Your +1 is v. into hanging with you, which can be cool...unless they want to spend every moment with you, text constantly and don’t like it when you chill with other friends. Tell them you need some space and, if that doesn’t work, break up. This kind of behavior is bad news and doesn’t get better—trust.
The shy ones are often the biggest sweeties, but it can sometimes be hard to know what’s going on in that noggin. If you’re crushing on one, do your best to keep your eye on their actions. They’ll likely hint at true feelings through the sweet things they do, even if they aren’t blaring their innermost emotions over the loudspeaker.
They show up when they’re supposed to, can be counted on for a pick-me-up and never cancel on plans. Ahh, these are the ones who are loyal through and through. Yay!
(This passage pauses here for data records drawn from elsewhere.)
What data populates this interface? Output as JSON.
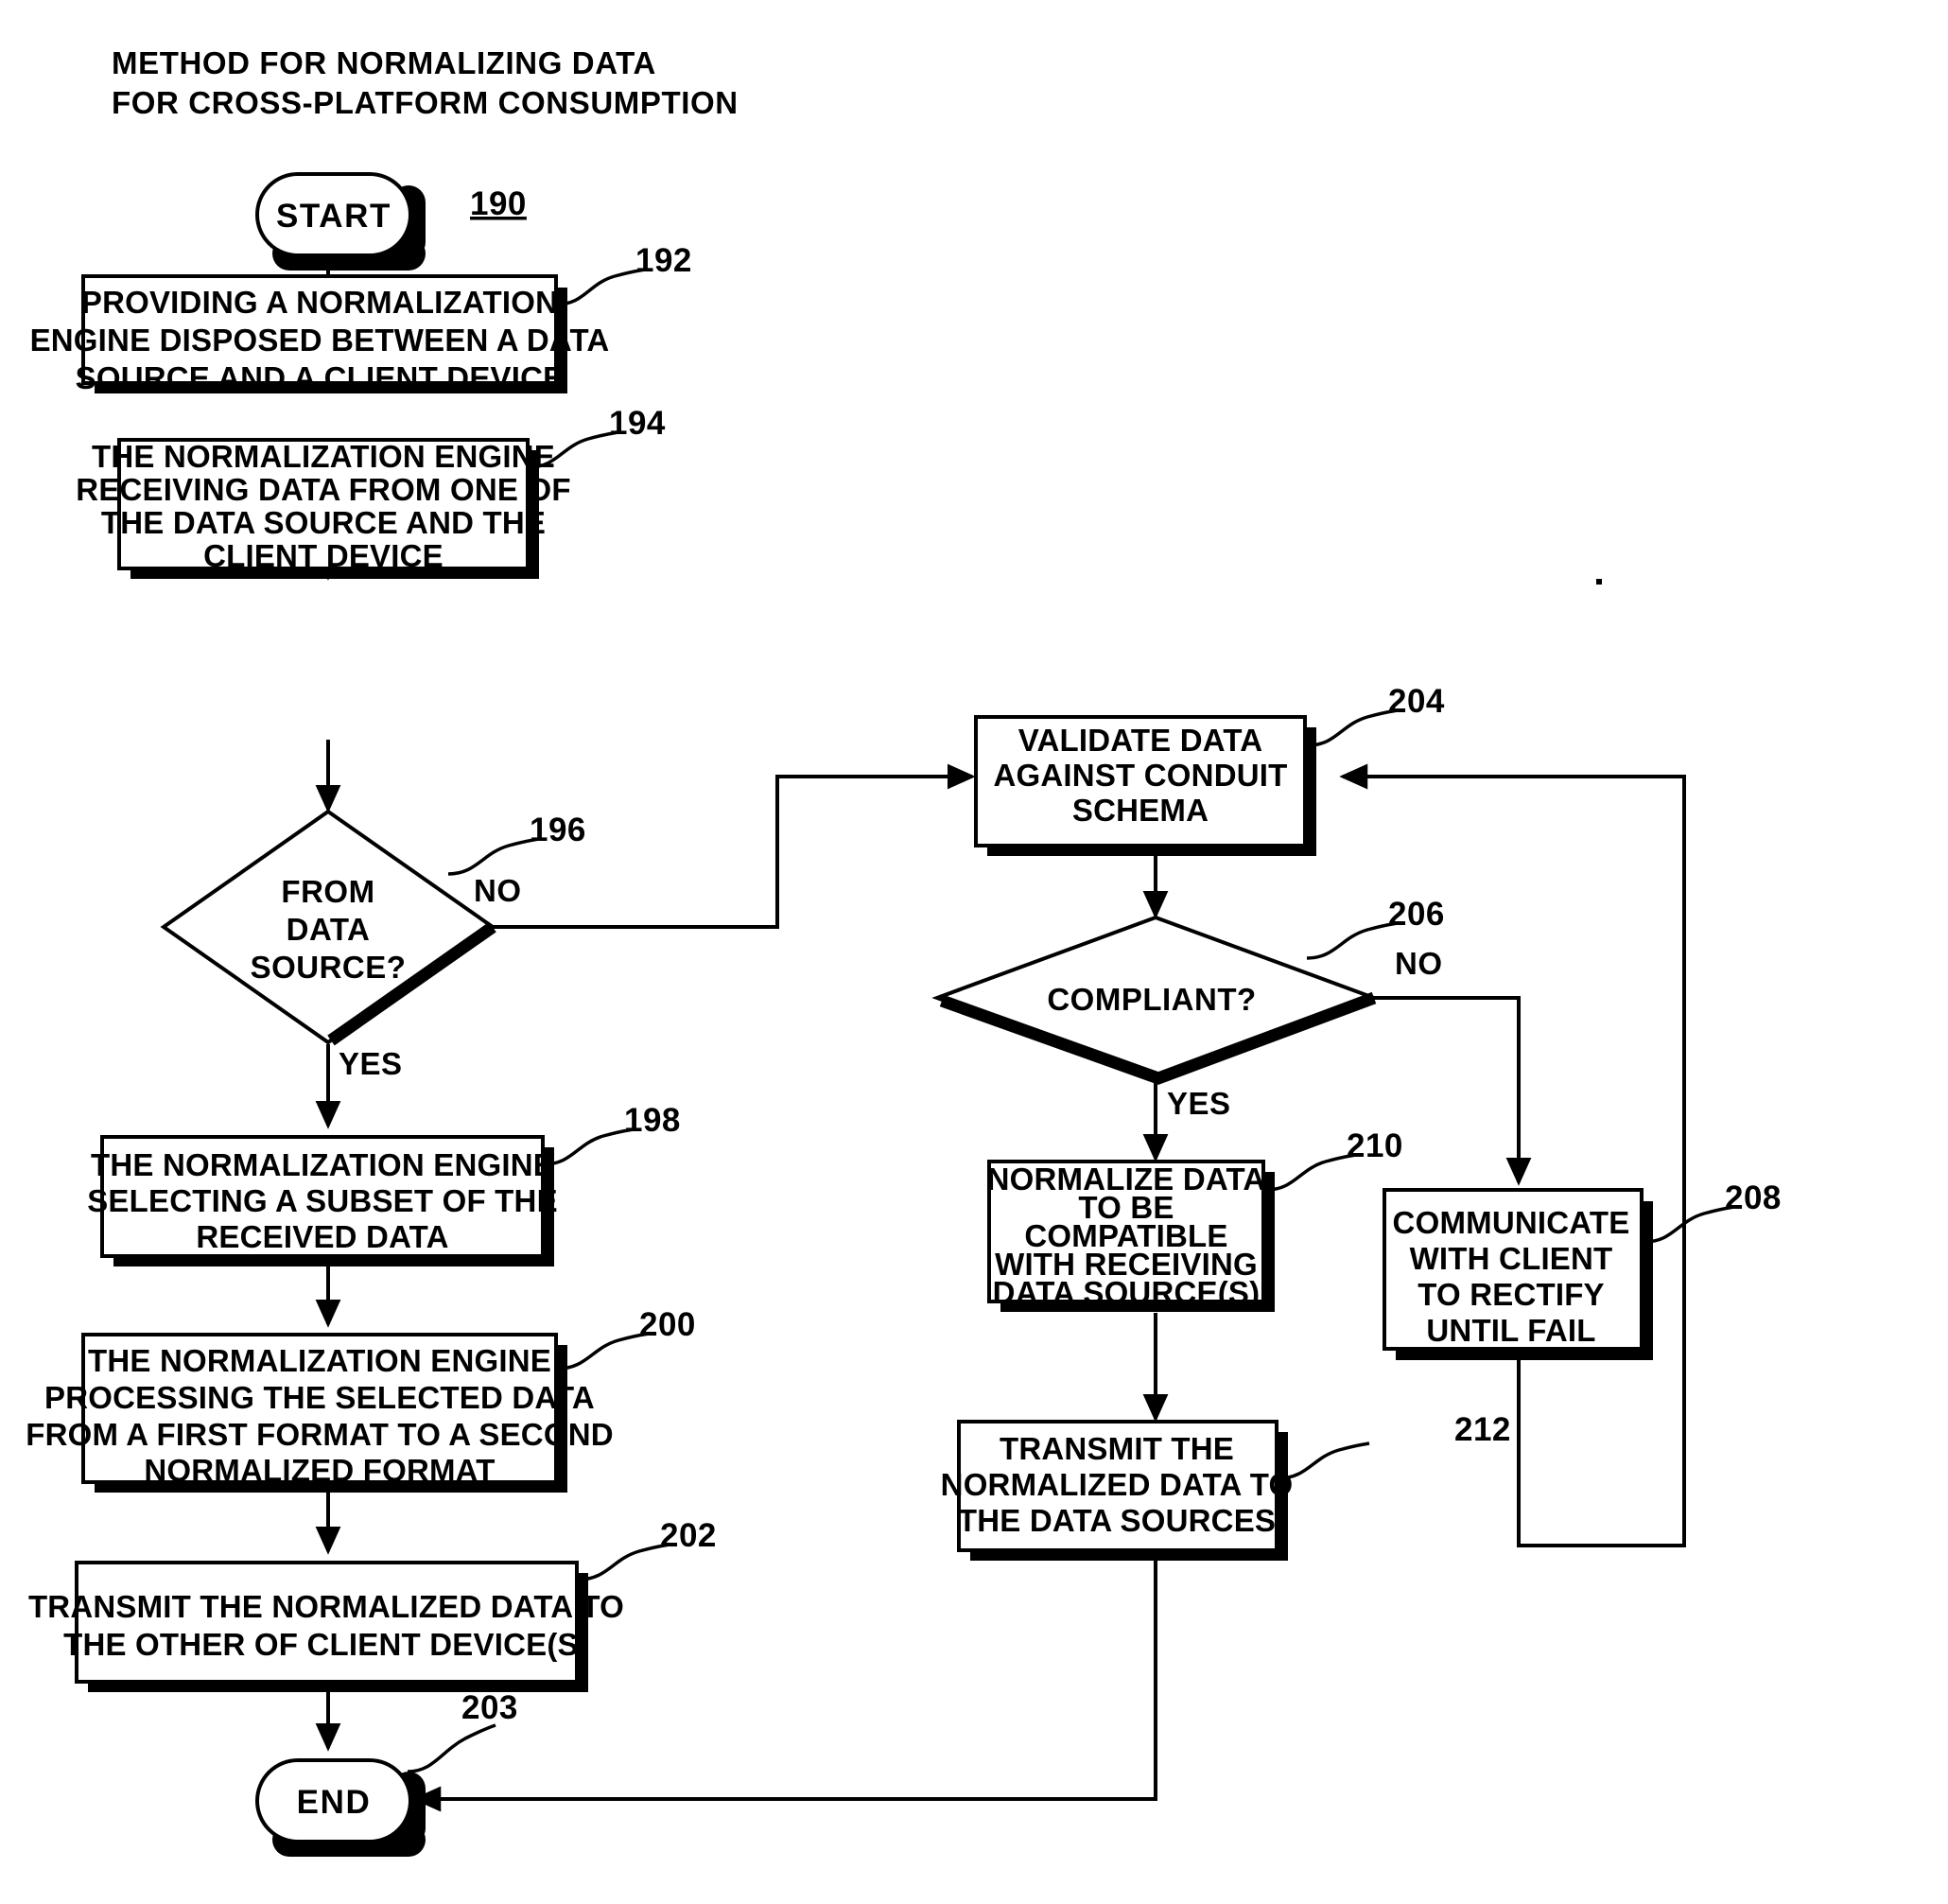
{
  "figure": {
    "title_line1": "METHOD FOR NORMALIZING DATA",
    "title_line2": "FOR CROSS-PLATFORM CONSUMPTION",
    "figure_ref": "190"
  },
  "terminals": {
    "start": "START",
    "end": "END",
    "end_ref": "203"
  },
  "nodes": {
    "n192": {
      "ref": "192",
      "lines": [
        "PROVIDING A NORMALIZATION",
        "ENGINE DISPOSED BETWEEN A DATA",
        "SOURCE AND A CLIENT DEVICE"
      ]
    },
    "n194": {
      "ref": "194",
      "lines": [
        "THE NORMALIZATION ENGINE",
        "RECEIVING DATA FROM ONE OF",
        "THE DATA SOURCE AND THE",
        "CLIENT DEVICE"
      ]
    },
    "n196": {
      "ref": "196",
      "lines": [
        "FROM",
        "DATA",
        "SOURCE?"
      ],
      "yes_label": "YES",
      "no_label": "NO"
    },
    "n198": {
      "ref": "198",
      "lines": [
        "THE NORMALIZATION ENGINE",
        "SELECTING A SUBSET OF THE",
        "RECEIVED DATA"
      ]
    },
    "n200": {
      "ref": "200",
      "lines": [
        "THE NORMALIZATION ENGINE",
        "PROCESSING THE SELECTED DATA",
        "FROM A FIRST FORMAT TO A SECOND",
        "NORMALIZED FORMAT"
      ]
    },
    "n202": {
      "ref": "202",
      "lines": [
        "TRANSMIT THE NORMALIZED DATA TO",
        "THE OTHER OF CLIENT DEVICE(S)"
      ]
    },
    "n204": {
      "ref": "204",
      "lines": [
        "VALIDATE DATA",
        "AGAINST CONDUIT",
        "SCHEMA"
      ]
    },
    "n206": {
      "ref": "206",
      "lines": [
        "COMPLIANT?"
      ],
      "yes_label": "YES",
      "no_label": "NO"
    },
    "n208": {
      "ref": "208",
      "lines": [
        "COMMUNICATE",
        "WITH CLIENT",
        "TO RECTIFY",
        "UNTIL FAIL"
      ]
    },
    "n210": {
      "ref": "210",
      "lines": [
        "NORMALIZE DATA",
        "TO BE",
        "COMPATIBLE",
        "WITH RECEIVING",
        "DATA SOURCE(S)"
      ]
    },
    "n212": {
      "ref": "212",
      "lines": [
        "TRANSMIT THE",
        "NORMALIZED DATA TO",
        "THE DATA SOURCES"
      ]
    }
  },
  "colors": {
    "ink": "#000000",
    "paper": "#ffffff"
  }
}
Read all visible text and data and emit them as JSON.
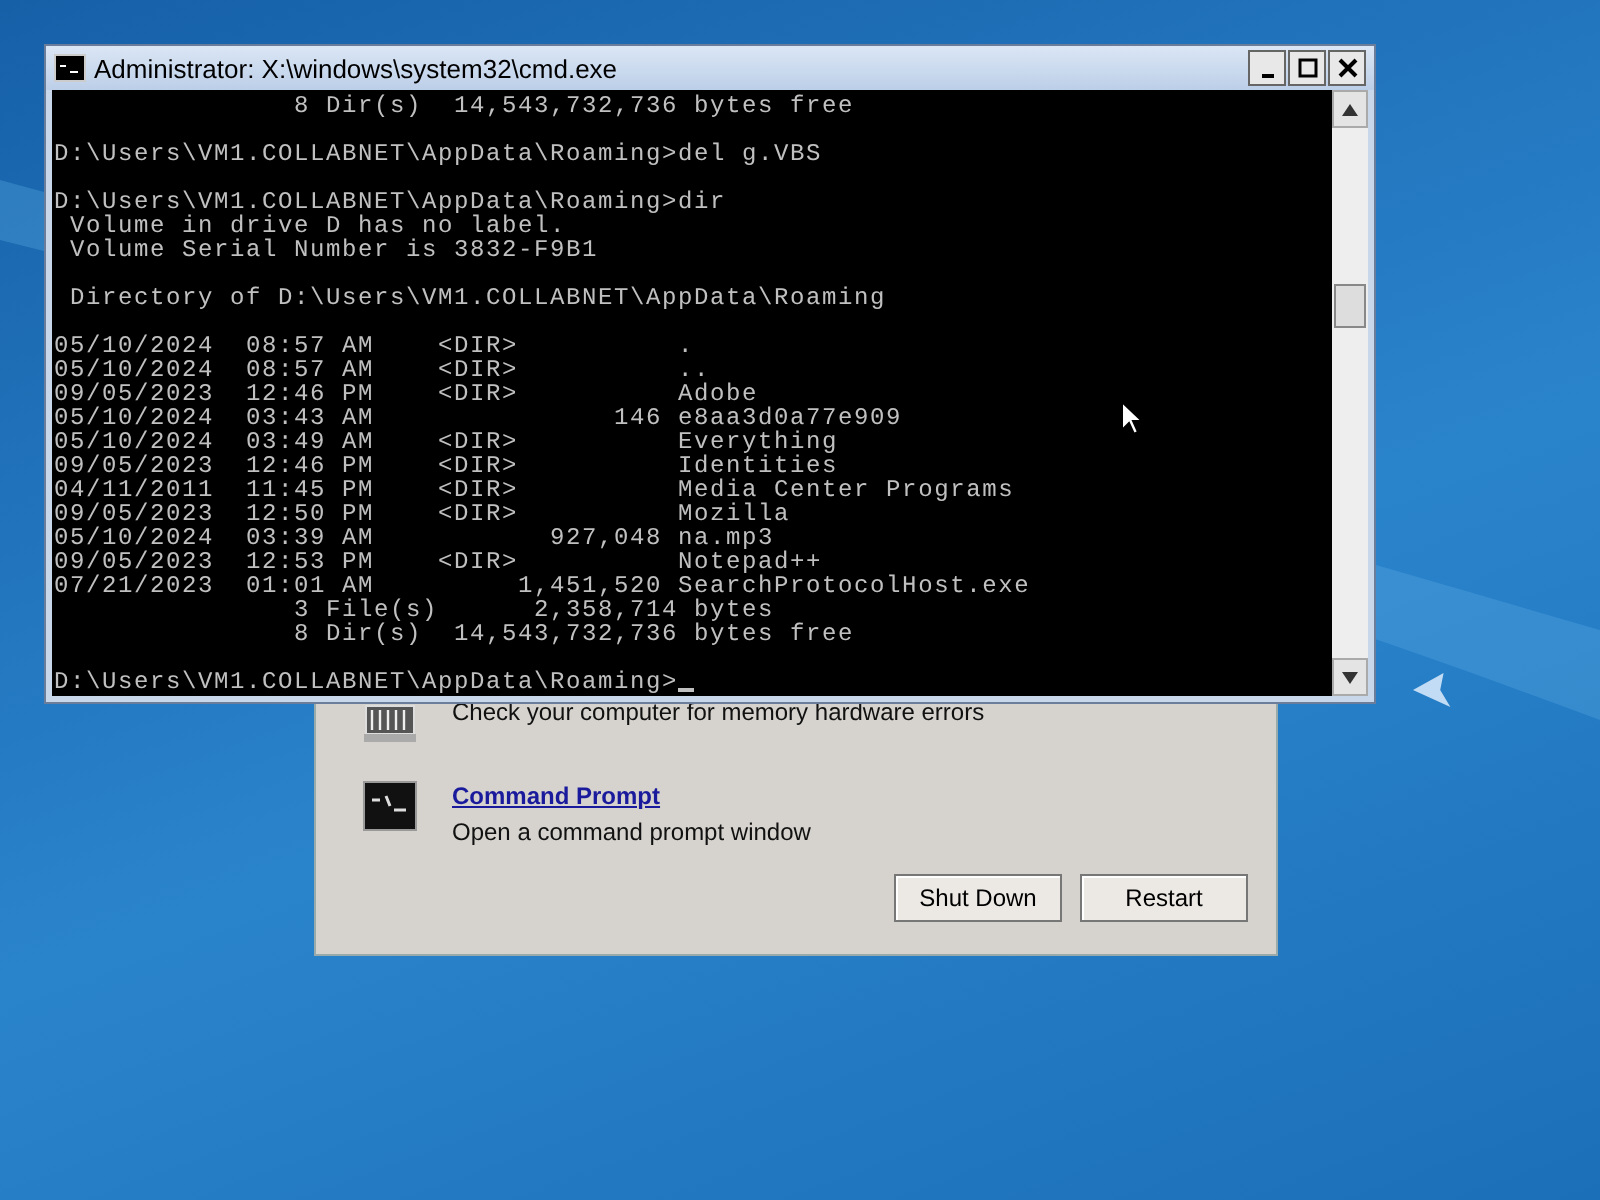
{
  "console_window": {
    "title": "Administrator: X:\\windows\\system32\\cmd.exe",
    "lines": [
      {
        "text": "               8 Dir(s)  14,543,732,736 bytes free",
        "blank_before": false
      },
      {
        "text": "D:\\Users\\VM1.COLLABNET\\AppData\\Roaming>del g.VBS",
        "blank_before": true
      },
      {
        "text": "D:\\Users\\VM1.COLLABNET\\AppData\\Roaming>dir",
        "blank_before": true
      },
      {
        "text": " Volume in drive D has no label.",
        "blank_before": false
      },
      {
        "text": " Volume Serial Number is 3832-F9B1",
        "blank_before": false
      },
      {
        "text": " Directory of D:\\Users\\VM1.COLLABNET\\AppData\\Roaming",
        "blank_before": true
      },
      {
        "text": "05/10/2024  08:57 AM    <DIR>          .",
        "blank_before": true
      },
      {
        "text": "05/10/2024  08:57 AM    <DIR>          ..",
        "blank_before": false
      },
      {
        "text": "09/05/2023  12:46 PM    <DIR>          Adobe",
        "blank_before": false
      },
      {
        "text": "05/10/2024  03:43 AM               146 e8aa3d0a77e909",
        "blank_before": false
      },
      {
        "text": "05/10/2024  03:49 AM    <DIR>          Everything",
        "blank_before": false
      },
      {
        "text": "09/05/2023  12:46 PM    <DIR>          Identities",
        "blank_before": false
      },
      {
        "text": "04/11/2011  11:45 PM    <DIR>          Media Center Programs",
        "blank_before": false
      },
      {
        "text": "09/05/2023  12:50 PM    <DIR>          Mozilla",
        "blank_before": false
      },
      {
        "text": "05/10/2024  03:39 AM           927,048 na.mp3",
        "blank_before": false
      },
      {
        "text": "09/05/2023  12:53 PM    <DIR>          Notepad++",
        "blank_before": false
      },
      {
        "text": "07/21/2023  01:01 AM         1,451,520 SearchProtocolHost.exe",
        "blank_before": false
      },
      {
        "text": "               3 File(s)      2,358,714 bytes",
        "blank_before": false
      },
      {
        "text": "               8 Dir(s)  14,543,732,736 bytes free",
        "blank_before": false
      },
      {
        "text": "D:\\Users\\VM1.COLLABNET\\AppData\\Roaming>",
        "blank_before": true
      }
    ]
  },
  "recovery_dialog": {
    "tools": [
      {
        "kind": "memory",
        "description": "Check your computer for memory hardware errors"
      },
      {
        "kind": "prompt",
        "title": "Command Prompt",
        "description": "Open a command prompt window"
      }
    ],
    "buttons": [
      "Shut Down",
      "Restart"
    ]
  }
}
Some people hide how they’re really feeling through humor? What? No way! The trick is to not take everything they say super seriously. Odds are, they’re joking around because they like you. Feel free to dish it back.
Trust is über important in any relationship, so make sure your bond with your BF or GF is on solid ground before sharing any personal stuff. And take it from us—if you can’t trust them with your secrets, you won’t be able to trust them with your heart.
You think you’re dropping tons of signals to your crush, but they’re not catching on. What gives? Stop waiting around for them to make a move. A simple “Hey, want to hang out this weekend?” works wonders.
Sometimes it can seem like crushes speak another language. They might utter, “You’re cool,” but what does that mean? Instead of popping their words into Google Translator, be direct. Once they see you can be upfront, everything else might snap into place.
W: Wild Child
Adventurous is awesome (see “A”), but some people like to push the envelope from “This could be fun!” to “This is just stupid and unsafe.” It’s not worth risking major trouble to keep up with a seriously OOC crush.
Exes are cute. And fun. And you two clicked...past tense. Your ex is your ex for a reason, no matter what they try to tell you. Remember this: A recycled relationship rarely works.
“Ugh! Boys are so immature,” said every girl ever. Girls grow up faster, so feel free to cut guys some occasional slack—though you don’t have to sit through daily burping contests.
One of the best parts of getting to know a crush is finding out how fun and random they are. If you’re a perfectionist planner, make a point to go along with a couple of your crush’s kooky ideas. Spontaneity is part of the fun of dating!